Monday, January 27, 2014

The liberal illusion of uniqueness

Bill Clinton is reported to have complained that getting Democrats to agree on a course of action was like herding cats, while the Republicans didn’t seem to have this problem. Stern et al. do a fascinating nugget of work that shows that conservatives and moderates overestimate the degree to which others conservative and moderates are like them, while those on the left end of the spectrum assume they are more unique among party peers than they actually are. (Recall the inability of the Occupy Wall Street movement in 2011 to achieve consensus on vital issues.) The authors used well-validated methodology for examining truly false consensus and truly false uniqueness effects by developing a procedure in which participants were asked to indicate their beliefs and their preferences for a series of items and then estimate the beliefs and preferences of political in-group members. To test for truly false uniqueness and truly false consensus effects, They compared the extent to which participants perceived that political in-group members shared their beliefs and preferences with the extent to which political in-group members actually shared participants’ beliefs and preferences. From their methods section:
We conducted two studies in which participants reported their beliefs and preferences and estimated the beliefs and preferences of political in-group members who were either fellow participants in the study (Study 1) or members of the general American population (Study 2). This procedure allowed us to examine whether similar patterns of effects would emerge even when participants thought about political in-group members in different contexts. In Study 2, we replicated and extended Study 1 by examining whether the desire to feel unique explains in part ideological differences in estimating similarity to political in-group members. Finally, previous research has shown that individuals perceive more similarity between their own beliefs and those of other individuals (i.e., perceive greater consensus) when the beliefs are socially desirable or personally important. To rule out the possibility that these factors explain ideological differences in perceiving similarity to political in-group members, we measured the perceived social desirability of the items to which participants responded in both studies. In addition, in Study 2, we measured the personal importance of the items to rule out the possibility that this factor would explain ideological differences in perceiving similarity.

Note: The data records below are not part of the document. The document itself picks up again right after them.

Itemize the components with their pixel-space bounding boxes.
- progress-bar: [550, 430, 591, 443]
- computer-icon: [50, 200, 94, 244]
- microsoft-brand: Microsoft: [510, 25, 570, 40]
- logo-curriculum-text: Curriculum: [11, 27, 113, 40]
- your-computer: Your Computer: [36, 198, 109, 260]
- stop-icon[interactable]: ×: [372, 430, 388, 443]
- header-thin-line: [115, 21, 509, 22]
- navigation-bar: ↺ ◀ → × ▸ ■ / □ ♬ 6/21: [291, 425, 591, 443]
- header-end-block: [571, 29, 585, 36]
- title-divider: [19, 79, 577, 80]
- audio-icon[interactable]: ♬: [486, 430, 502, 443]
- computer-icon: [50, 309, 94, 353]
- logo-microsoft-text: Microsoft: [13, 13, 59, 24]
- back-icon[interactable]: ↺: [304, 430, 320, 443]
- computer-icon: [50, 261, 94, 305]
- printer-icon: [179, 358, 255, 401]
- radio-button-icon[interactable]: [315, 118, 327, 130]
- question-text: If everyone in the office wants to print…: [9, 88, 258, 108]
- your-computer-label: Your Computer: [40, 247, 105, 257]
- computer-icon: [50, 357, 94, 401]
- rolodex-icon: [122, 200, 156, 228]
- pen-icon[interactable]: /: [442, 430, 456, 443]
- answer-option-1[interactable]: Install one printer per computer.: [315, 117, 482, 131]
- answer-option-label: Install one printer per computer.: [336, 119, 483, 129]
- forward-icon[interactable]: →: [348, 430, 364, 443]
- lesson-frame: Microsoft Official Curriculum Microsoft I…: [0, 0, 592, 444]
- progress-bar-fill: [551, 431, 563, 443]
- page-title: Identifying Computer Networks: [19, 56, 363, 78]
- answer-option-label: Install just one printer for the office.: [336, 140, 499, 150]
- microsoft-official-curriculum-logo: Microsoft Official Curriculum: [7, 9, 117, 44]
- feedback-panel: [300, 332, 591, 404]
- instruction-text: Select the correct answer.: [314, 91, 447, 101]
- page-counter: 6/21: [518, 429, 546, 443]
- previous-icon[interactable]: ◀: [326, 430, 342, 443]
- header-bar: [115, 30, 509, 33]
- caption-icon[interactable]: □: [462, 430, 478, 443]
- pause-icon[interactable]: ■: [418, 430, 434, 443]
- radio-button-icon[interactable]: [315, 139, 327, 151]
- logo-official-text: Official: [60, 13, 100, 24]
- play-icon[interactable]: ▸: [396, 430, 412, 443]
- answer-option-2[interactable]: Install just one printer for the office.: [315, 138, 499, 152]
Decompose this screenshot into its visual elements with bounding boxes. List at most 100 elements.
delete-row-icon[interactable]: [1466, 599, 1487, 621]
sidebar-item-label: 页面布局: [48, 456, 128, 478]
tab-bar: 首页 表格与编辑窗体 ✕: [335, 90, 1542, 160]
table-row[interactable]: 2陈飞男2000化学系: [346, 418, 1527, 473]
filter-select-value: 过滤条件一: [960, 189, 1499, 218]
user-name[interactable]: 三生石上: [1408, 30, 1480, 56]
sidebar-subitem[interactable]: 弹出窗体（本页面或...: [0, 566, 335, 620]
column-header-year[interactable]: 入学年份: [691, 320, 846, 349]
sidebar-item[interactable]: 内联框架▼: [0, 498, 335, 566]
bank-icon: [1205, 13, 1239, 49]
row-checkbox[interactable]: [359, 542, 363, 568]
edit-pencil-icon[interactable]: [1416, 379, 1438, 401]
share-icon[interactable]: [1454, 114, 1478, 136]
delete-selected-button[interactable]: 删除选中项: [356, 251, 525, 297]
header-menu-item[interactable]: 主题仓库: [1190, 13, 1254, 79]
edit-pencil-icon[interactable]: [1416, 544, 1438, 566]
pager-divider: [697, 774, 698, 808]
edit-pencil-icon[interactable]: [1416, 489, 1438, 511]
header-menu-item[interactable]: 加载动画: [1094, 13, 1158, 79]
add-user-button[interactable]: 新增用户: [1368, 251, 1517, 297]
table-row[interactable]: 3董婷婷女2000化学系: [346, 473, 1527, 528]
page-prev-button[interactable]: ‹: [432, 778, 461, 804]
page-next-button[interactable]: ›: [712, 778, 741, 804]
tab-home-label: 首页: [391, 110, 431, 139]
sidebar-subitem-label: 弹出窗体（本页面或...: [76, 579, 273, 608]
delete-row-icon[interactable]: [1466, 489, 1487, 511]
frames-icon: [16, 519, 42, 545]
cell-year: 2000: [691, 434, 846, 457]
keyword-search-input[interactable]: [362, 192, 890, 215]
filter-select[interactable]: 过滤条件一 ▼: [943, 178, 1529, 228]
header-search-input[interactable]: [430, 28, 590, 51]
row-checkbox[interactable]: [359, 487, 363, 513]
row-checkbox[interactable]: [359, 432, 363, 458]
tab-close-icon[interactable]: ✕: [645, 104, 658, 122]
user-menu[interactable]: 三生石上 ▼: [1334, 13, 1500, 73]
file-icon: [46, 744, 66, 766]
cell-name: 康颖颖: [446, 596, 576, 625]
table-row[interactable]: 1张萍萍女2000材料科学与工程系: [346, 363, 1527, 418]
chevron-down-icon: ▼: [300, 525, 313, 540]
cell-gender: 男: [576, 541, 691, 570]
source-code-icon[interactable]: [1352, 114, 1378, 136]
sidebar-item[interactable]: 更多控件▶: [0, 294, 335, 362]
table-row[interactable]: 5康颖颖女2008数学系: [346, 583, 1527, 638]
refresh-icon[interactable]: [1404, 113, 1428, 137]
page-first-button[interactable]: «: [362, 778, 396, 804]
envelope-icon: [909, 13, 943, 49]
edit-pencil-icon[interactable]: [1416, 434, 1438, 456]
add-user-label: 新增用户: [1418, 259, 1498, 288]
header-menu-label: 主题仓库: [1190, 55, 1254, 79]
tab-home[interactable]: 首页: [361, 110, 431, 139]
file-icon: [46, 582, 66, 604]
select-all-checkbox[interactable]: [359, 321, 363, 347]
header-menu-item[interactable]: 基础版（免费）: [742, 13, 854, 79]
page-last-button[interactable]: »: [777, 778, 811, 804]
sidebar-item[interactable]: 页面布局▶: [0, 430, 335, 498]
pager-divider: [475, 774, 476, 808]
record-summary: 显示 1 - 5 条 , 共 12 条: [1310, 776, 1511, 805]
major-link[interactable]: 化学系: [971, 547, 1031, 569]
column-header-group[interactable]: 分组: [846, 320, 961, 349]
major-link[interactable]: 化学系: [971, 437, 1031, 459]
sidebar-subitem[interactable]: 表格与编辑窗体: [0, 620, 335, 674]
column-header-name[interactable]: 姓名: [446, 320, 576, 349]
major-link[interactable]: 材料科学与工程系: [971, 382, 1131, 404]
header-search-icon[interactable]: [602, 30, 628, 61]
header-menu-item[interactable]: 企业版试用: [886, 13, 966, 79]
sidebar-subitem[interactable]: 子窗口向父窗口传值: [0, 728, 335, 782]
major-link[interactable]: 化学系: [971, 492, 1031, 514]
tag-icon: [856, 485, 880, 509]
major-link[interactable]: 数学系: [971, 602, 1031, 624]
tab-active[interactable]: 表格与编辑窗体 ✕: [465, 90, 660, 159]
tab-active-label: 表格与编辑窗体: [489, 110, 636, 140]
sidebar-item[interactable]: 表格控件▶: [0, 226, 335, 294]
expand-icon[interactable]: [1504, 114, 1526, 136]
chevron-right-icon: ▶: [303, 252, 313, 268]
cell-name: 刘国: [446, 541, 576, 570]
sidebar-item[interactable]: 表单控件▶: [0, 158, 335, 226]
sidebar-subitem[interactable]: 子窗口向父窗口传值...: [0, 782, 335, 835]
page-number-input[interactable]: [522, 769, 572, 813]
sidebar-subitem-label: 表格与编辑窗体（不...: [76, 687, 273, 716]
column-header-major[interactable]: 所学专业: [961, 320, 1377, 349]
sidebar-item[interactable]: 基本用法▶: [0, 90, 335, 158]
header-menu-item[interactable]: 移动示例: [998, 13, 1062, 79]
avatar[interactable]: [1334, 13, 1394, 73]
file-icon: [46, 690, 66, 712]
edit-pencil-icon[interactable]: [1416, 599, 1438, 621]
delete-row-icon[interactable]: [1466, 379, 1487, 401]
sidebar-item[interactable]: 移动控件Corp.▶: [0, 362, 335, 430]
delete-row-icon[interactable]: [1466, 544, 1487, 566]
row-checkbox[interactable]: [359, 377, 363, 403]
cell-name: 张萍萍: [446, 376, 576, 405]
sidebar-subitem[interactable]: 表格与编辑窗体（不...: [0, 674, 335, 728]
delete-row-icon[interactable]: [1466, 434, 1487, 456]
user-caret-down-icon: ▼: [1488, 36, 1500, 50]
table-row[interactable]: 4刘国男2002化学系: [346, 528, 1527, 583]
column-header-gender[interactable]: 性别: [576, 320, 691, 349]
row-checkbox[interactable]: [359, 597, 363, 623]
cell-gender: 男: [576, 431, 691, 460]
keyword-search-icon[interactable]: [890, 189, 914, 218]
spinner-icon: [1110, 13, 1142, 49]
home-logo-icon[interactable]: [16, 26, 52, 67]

Here is their brief abstract.
In two studies, we demonstrated that liberals underestimate their similarity to other liberals (i.e., display truly false uniqueness), whereas moderates and conservatives overestimate their similarity to other moderates and conservatives (i.e., display truly false consensus; Studies 1 and 2). We further demonstrated that a fundamental difference between liberals and conservatives in the motivation to feel unique explains this ideological distinction in the accuracy of estimating similarity (Study 2). Implications of the accuracy of consensus estimates for mobilizing liberal and conservative political movements are discussed.